Todd Schorr will be signing copies of his retrospective book “Never Lasting Miracles” at SINBIN/Halfling Studios in Portland next week. The 11,000-square-foot maker space is owned by Sandy Bodecker, Nike’s VP of special projects. Bodecker and Nike CEO Mark Parker are longtime collectors and supporters of Schorr’s work, and pieces in Bodecker’s collection will be on display at the event. “Never Last Miracles” was reviewed in Hi-Fructose Vol. 46.
The signing/release party arrives Aug. 2 at 6 p.m. Ahead of the event, we talked to Schorr about the 8-pound tome, collecting 30 years of the artist’s work.
Hi-Fructose: Your book offers some rare insight into the creations of some of these paintings. Can you describe what it’s like to let people into your process in such an intimate way?
Todd Schorr: For certain paintings like “The Sphinx of Lower Slobbovia,” which highlights an obscure historical moment, it helps with the viewers understanding to provide some back story. For other paintings however, the scenarios might have more to do with something that has deeper personal connections. For works like those I prefer to keep explanations to a minimum and let the viewer draw their own conclusions. I feel I’ve provided enough visual clues in my careful choice and depiction of the elements in my paintings that explanation seems like overkill. Besides, I’ve had some very amusing conversations with viewers who have come up with totally different interpretations for paintings than what I had intended.
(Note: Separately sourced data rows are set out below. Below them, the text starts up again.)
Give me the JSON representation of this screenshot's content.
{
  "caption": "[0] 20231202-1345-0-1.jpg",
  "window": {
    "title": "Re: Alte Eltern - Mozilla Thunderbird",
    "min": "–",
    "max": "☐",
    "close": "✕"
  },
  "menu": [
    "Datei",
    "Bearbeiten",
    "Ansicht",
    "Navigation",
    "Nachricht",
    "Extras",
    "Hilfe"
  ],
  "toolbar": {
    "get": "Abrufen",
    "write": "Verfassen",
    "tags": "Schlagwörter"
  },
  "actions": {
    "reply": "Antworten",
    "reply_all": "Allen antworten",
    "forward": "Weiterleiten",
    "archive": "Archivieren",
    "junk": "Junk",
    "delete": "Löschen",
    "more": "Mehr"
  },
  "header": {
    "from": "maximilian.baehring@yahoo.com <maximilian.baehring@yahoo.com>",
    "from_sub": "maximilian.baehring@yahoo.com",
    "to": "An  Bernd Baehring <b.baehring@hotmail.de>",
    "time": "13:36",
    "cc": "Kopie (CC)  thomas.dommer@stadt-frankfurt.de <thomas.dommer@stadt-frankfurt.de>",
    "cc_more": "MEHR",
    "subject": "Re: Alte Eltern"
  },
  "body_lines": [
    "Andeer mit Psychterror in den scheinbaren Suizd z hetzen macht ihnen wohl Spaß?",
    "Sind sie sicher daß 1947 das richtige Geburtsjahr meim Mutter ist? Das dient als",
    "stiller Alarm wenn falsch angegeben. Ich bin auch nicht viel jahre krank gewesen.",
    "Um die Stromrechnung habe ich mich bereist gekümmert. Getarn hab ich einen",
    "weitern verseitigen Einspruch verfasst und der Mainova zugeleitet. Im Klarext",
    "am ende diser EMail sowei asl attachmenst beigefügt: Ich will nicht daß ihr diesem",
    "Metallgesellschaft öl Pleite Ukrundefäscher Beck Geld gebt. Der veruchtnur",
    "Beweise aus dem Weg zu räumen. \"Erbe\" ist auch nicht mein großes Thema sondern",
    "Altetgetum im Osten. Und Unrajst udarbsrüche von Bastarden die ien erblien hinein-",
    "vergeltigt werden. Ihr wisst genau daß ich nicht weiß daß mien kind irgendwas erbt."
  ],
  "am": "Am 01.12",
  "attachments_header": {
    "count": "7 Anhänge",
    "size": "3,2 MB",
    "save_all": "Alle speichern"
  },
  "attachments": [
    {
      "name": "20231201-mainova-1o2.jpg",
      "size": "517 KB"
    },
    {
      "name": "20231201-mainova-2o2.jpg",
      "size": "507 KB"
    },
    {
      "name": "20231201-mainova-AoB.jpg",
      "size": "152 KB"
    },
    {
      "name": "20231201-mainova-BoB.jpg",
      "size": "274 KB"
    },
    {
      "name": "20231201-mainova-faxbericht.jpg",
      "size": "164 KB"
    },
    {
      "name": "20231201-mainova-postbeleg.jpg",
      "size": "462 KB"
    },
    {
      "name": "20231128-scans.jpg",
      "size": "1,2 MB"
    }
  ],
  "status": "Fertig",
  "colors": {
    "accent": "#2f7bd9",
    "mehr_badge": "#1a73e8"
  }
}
HF: Can you tell me about the title of your latest book, “Never Lasting Miracles”?
TS: It’s mentioned in my Artists Statement at the beginning of the book, but to elaborate a little on that, as I’ve gotten older and I think this is true of anyone who’s been around the block awhile, you begin to see so much in life as bittersweet. You have your fond memories mixed with the various trials and tribulations that is life. I believe we only have this one ticket to the carnival and then it’s over so you realize it’s a miracle to even be alive just as all of nature is miraculous and I don’t mean in any religious way. But all miracles eventually wither and die. The title is meant to be melancholy.
HF: The book is immense, yet there is still a great amount of curation involved in compiling this retrospective, with some never-seen paintings. Can you tell me about your involvement with that process?
TS: The selections in the book were entirely of my own editing and choosing. A few years ago my publisher stopped reprinting my previous three books so we determined that it would be appropriate to publish a large overview that would include the best of my earliest work up to the latest unpublished works. Over thirty years of painting.
HF: Pop elements from your childhood/teenager years appears throughout your work. How would you describe your relationship to pop culture today?
TS: I have little interest in the pop culture of today. I have much more interest in social evolution and how it relates to pop culture. The pop culture elements that appear in my paintings are based on childhood influences so for the most part it’s pop culture from the first half of the 20th century, 1900-1960’s. Just as important is my ongoing interest in world history and paleoanthropology.